Bishop Tod D. Brown said the cuts were necessary because of several years of poor investment performance and the effects the settlements would have on the diocese's long-term finances.
He said the diocese, which spent $42.6 million in the last fiscal year, would have to sell stocks and bonds to pay for the settlements, reducing future investment revenue as well.
"However it turns out, it's going to be very painful financially," Brown said.
Brown said borrowing and further cuts were possible to pay the settlements, which he said he hoped would be reached by June.
The cutbacks apply to diocesan offices and services and do not include parishes.

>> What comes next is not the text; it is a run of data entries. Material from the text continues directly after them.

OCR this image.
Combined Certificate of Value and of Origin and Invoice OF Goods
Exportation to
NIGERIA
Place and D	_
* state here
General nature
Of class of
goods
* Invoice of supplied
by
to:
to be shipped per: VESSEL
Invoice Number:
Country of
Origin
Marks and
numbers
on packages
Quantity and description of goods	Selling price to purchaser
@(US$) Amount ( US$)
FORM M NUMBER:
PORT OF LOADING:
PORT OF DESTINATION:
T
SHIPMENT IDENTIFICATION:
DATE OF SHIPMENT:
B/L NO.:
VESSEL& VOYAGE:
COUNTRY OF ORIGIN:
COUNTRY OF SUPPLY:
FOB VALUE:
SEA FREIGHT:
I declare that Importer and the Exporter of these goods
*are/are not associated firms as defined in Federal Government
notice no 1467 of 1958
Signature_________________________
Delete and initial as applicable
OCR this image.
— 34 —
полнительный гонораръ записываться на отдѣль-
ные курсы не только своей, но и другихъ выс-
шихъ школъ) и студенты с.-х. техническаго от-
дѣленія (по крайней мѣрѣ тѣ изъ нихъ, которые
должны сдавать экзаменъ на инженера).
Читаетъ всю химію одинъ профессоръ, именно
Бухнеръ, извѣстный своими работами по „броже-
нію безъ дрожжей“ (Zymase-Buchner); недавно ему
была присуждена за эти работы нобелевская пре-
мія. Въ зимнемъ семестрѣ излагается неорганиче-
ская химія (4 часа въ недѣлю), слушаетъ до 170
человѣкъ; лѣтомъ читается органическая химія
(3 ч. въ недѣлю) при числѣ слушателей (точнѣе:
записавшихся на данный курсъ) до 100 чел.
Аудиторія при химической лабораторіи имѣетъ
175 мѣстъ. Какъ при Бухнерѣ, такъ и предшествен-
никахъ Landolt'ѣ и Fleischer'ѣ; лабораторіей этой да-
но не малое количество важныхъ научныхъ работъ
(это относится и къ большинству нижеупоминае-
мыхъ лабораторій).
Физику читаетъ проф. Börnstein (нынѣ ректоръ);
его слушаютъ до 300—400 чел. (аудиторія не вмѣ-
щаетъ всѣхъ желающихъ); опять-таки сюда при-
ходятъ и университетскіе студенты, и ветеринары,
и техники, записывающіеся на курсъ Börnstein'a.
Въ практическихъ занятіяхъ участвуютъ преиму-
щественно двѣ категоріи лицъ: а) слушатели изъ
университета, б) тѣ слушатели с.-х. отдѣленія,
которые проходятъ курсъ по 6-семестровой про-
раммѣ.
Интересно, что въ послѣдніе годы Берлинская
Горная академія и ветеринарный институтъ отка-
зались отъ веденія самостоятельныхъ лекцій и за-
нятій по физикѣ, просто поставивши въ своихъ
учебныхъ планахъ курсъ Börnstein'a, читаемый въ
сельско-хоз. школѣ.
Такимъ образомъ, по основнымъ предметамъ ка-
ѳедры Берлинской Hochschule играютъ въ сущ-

Parishes will be affected nonetheless, Brown said, because they will be asked to provide services and activities now funded by the diocese, including training for religion teachers and youth ministers.
Eleven of the roughly 75 employees in the diocesan administrative offices in Orange will lose their jobs, at least one of whom worked there for 25 years. The diocese is providing workers with two to eight weeks of severance pay, depending on length of service, said Father Joe Fenton, a diocesan spokesman.
The cuts further delay the diocese's $100-million fundraising campaign for, among other things, a new parish and cathedral in Santa Ana and retirement housing for priests, Brown said.
"The major concern is the settlement question," he said.
"That has to be behind us before we can refocus on another project."
The diocese cut spending about 20% in July, which followed two 5% budget reductions earlier that year, all of which meant job and program cuts and less aid for poor parishes.
John Manly, whose law firm represents about 80 alleged victims of sexual abuse by priests, said the diocese shouldn't claim poverty because it had assets of more than $300 million.
He said insurance would pay much of the settlement cost and called the cuts "an artificial crisis meant to sway public opinion against child rape victims."
Raymond Boucher, who represents more than 300 alleged victims of sexual abuse by priests in Southern California, said the diocese was being prudent in putting aside the money because the insurance companies might refuse to pay, as happened in Boston.
Brown said the diocese was negotiating with insurance companies.
The Diocese of Orange made $4.7 million on its investments in the last fiscal year, said Phil Ries, the director of finance, and about $10 million so far this fiscal year.
The diocese finished $14 million in the red each of the two previous years, when it posted its first budget deficits ever.
As recently as fiscal 2000, the diocese's investments generated $26 million.
Among programs the diocese will cut are the Department of Disciples in Mission, a 3-year-old program to increase spirituality, and the Family Life Department, which prepares people for marriage.
The Media Center, which includes the library, will be run by volunteers, and its hours will be shortened.
Mark Gray, a research associate at the Center for Applied Research in the Apostolate at Georgetown University in Washington, D.C., said the recession hurt churches nationwide by cutting their investment returns and making it more difficult for parishioners to give.
A study by the center found that between 2001 and 2002, people were targeting more of their money to parishes rather than their dioceses.
The Diocese of Orange has not been alone in its cuts. In the Los Angeles archdiocese, Cardinal Roger M. Mahony eliminated seven ministries, cut back others and laid off at least 60 workers a week after opening the $189-million Cathedral of Our Lady of the Angels in September 2002.
Four months later, the shortfall had tripled, partly because of costs related to the sexual abuse scandal.